比較電極は、ガラス電極に発生した電位差を測定するために、ガラス電極と組み合わせて用いられるもので、水溶液のpHと無関係に一定の電位を示します。
図に示されるように、液絡部、内部液、補充口、比較電極支持管、比較電極内部液、内部電極および電極リード線などから構成されています。内部電極にはほとんどの場合、塩化銀電極または甘コウ電極、内部液には塩化カリウム溶液が用いられています。
内部液と被検液とが接する部分を、液絡部といいますが、これには、下の図に示されているように、直径数10マイクロメートルの穴があいているピンホール型、スリ合わせ面をもつハカマをはいたスリーブ型、異種の物質を接合させたセラミック型あるいはファイバー型などがあります。ピンホール型には、内部液の流出の少ない利点がありますが、ともすると液間電位を生じやすい傾向があります。スリーブ型は、洗浄が容易ですが、内部液の流出の多い欠点をもっています。セラミック型やファイバー型は、内部液の流出は少ないが、被検液の吸着をおこしやすいようです。これらの長短所を補うべく、2種を組み合わせたのが、ダブル・ジャンクション型です。

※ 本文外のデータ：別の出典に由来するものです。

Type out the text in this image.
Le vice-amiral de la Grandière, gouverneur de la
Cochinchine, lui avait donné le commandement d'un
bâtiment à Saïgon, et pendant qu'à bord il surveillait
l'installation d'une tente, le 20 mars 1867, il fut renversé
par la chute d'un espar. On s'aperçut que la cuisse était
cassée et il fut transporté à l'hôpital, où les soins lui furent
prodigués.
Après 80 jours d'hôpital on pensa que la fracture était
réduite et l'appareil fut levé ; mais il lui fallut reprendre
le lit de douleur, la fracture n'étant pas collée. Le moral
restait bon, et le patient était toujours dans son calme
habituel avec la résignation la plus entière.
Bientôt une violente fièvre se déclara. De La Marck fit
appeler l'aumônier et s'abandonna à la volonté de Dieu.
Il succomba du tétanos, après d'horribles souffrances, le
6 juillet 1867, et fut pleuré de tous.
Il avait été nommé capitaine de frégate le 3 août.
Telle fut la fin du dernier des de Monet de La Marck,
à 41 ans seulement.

温度補償電極は、ガラス電極に発生する起電力は、水溶液の温度によって変化します。
温度補償とは、この温度による起電力の変化を補償するものです。ここで、誤解しないように注意しなければならないことは、温度によるpH値の変化と温度補償とは全く無関係なことです。
ですから、pHを測定する場合、たとえ自動温度補償方式のpH計を用いても、pH値とともに、必ずそのときの液の温度を記録しておかないと、その測定結果が全く意味のないものになってしまうことがあります。

ガラス電極と比較電極が完全に1本化された電極が複合電極。ガラス電極、比較電極、温度補償電極を1本化した電極が一本電極です。
1本の電極を試料液に浸すだけでpH値を測定できるので、取扱いが簡単ですし、洗浄や標準液校正も便利です。

複合電極には、特殊なものとして、次のようなものがあります。

検出部が鋭くとがっているため、食肉・加工食品・野菜・果実・土壌・動物組織片・薬品・化粧品などの固体に直接突きさしてpH値を測定することができます。

pH応答腹と液絡部が同一面にあるため、皮膚・皮革・紙・植物の葉など、物体のシメリのある表面のpH値を測定できます。
また、試料液が極微量でも測定できます。

超小形電極で、長いリードを有し、胃内などに挿入することができます。

電極が細く長いので試験管など細い容器に直接挿入してpH値を測定することができます。